Kyla Pratt on What We're Wrong About Celebrities and Mental Health

Kyla Pratt on What We’re Wrong About Celebrities and Mental Health

You probably know Kyla Pratt for her roles in “The Proud Family” and “Dr. Dolittle” or more recently “Call Me Kat”. But these days, the 36-year-old Los Angeles native is raising her voice in other areas like mental health. His main priority? Getting people to recognize that celebrities are human beings and that their mental health matters too.

Growing up, Pratt escaped the horrors of childhood stardom and relied on her family to keep her grounded. But as she got older, she realized the need to establish a more intentional relationship with mental health and well-being. The journey she is on now began shortly after giving birth to her two daughters, Lyric and Liyah.

“No one can tell you how to get out of your own darkness. You just have to know it’s temporary and changing and remember that one day it’s going to be.”

“I feel like the first time I really started to question myself was when I started having kids,” Pratt told POPSUGAR. “It was more because I was afraid of this huge responsibility that I now had to take care of someone and that everything I did would affect them in their life. I just started to overthink it.”

Pratt admits becoming a mother took her sanity “a bit sideways” at first, but ultimately the experience put a lot of things into perspective for her. Understanding where she was on her mental health journey and where she wanted to be helped her realize what kind of role model she wanted to be for her children. “As a parent, I have to be mentally together so they see someone who is together and know it’s OK to have each other. [dark] times but see someone who’s going to pull it off,” the actor shares.

Pratt’s relationship with mental health has been evolving for years. She describes life after her five seasons on “One on One” (2001-2006), when she was just 19, as a “strange time.” “I’ve been working all my life, and all of a sudden when that show ended, I got a little break,” she says. “I kind of kissed [it] first. But after about a year or two, I was like, “Okay. “”

Pratt realized then that his next role wouldn’t always come knocking on his door – and it gave him a framework to think about his career. “You have to come prepared with that thick skin of not always being chosen,” she explains. “And that’s good because what’s meant for you is meant for you. Every circumstance is different in this industry…You literally have to talk to each other about everything and remember that everything is temporary.”

This philosophy, however, goes far beyond a simple career in Hollywood. “Any emotion you feel or anything you go through is temporary,” Pratt reminds us. “Things are going to change…Never get stuck thinking it’s never going to change, that’s how it is. Because mentally you’re going to mature. You’re going to learn so many different things that you’ll be able to pull yourself out of it. anything.”

She continues, “As long as you know that, that’s all you can really get out of anyone saying anything because no one can tell you how to come out of your own darkness. You just have to know it’s temporary. and let it change and remind yourself that one day that’s what it’s going to be.”

One thing Pratt wants to clarify about celebrities like her is the misconception that they don’t experience mental health issues — the misconception that “we’re not human.”

“People see someone acting a certain way and doing a certain thing, and that’s how they expect them to be as a person,” she says. For Pratt, for example, she didn’t realize she had a “cookie cutter image” until she started dating her partner, Danny Kirkpatrick. “Everybody was like, ‘Who’s that guy with all those tattoos coming over and making fun of our little Disney princess?'” Pratt recalled. “I’ve never been like [that] . . . [But] people can only see what you show them.”

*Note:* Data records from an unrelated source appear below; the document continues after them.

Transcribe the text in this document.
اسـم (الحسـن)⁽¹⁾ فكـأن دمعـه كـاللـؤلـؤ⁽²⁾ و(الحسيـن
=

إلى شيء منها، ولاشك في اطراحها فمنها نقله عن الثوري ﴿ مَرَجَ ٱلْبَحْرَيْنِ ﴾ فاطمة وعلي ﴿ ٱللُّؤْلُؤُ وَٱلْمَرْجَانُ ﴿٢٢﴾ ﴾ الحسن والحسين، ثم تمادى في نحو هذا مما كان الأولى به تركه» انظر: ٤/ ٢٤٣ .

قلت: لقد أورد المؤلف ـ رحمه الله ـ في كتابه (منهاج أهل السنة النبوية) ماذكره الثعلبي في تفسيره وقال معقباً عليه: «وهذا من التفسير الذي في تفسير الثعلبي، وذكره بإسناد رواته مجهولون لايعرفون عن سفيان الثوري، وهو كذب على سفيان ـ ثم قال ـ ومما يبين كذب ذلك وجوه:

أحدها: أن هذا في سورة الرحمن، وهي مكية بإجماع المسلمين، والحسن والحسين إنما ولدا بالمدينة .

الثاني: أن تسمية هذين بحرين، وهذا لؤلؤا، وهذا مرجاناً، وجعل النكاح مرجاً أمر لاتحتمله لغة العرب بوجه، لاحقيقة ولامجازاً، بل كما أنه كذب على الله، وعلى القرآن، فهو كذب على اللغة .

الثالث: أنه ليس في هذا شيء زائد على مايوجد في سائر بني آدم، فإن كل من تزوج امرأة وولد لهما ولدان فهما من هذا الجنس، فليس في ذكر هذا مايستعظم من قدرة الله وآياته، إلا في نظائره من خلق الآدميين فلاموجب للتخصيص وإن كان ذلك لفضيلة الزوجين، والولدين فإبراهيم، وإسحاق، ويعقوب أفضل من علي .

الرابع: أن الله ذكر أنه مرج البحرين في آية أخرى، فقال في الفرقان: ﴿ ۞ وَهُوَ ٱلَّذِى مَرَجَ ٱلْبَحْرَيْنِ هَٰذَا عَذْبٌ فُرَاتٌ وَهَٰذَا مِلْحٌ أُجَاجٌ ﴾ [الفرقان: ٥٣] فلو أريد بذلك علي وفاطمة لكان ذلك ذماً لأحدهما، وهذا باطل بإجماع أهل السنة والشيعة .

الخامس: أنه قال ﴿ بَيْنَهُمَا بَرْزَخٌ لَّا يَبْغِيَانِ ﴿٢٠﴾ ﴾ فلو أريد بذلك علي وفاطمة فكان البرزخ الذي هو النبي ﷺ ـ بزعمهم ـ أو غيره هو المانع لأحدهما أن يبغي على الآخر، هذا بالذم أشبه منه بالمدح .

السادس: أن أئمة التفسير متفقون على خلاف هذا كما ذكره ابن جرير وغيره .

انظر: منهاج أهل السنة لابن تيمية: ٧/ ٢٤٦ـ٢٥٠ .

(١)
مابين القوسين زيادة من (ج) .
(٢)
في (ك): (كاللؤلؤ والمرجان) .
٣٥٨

“Understand that the issues you’re going through and the thoughts that go through your head, we all have those thoughts and issues and problems.”

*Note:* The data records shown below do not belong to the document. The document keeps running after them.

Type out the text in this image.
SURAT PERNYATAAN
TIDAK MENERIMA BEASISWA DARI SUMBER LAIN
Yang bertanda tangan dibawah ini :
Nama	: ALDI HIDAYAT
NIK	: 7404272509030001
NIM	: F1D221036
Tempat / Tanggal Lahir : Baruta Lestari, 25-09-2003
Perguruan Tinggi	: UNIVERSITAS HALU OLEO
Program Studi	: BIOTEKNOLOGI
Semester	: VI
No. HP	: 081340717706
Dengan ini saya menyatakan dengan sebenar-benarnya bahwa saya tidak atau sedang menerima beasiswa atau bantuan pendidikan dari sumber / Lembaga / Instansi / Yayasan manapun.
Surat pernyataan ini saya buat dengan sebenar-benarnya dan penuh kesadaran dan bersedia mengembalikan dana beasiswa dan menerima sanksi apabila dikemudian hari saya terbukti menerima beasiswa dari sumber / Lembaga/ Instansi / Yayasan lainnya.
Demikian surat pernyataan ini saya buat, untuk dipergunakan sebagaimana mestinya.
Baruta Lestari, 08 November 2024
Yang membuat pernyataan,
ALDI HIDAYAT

In particular, says Pratt, it’s frustrating to see people making assumptions about stars based on what they see on social media. She thinks this disillusionment is why there’s a divide between celebrities and the “average person” when it comes to mental health. “A lot of people who don’t live their lives in public, who go through similar situations, don’t have to face the scrutiny,” she explains.

Pratt notes that some celebrities have an “automatic filter” when it comes to mental health. “It’s like on Instagram when you have a filter on someone’s body and you go on and start comparing yourself to all the different bodies you see… Sometimes when you see someone in the industry that lives its life a certain way, it’s changed because they don’t want to share everything they’re going through and going through because it’s hard,” she explains.

Understanding that her celebrity status didn’t stop her from addressing issues like mental health is what set Pratt on the path to becoming an advocate for other young women, teens and children – a role she’s very proud of. . people who…might look at me and think I’ve got it all figured out and everything is perfect…No, I’m a human like you,” she said. from everyone. Understand that the issues you are going through and the thoughts that are going through your head, we all have these thoughts and issues and problems. We all just have to find different ways to work through them.”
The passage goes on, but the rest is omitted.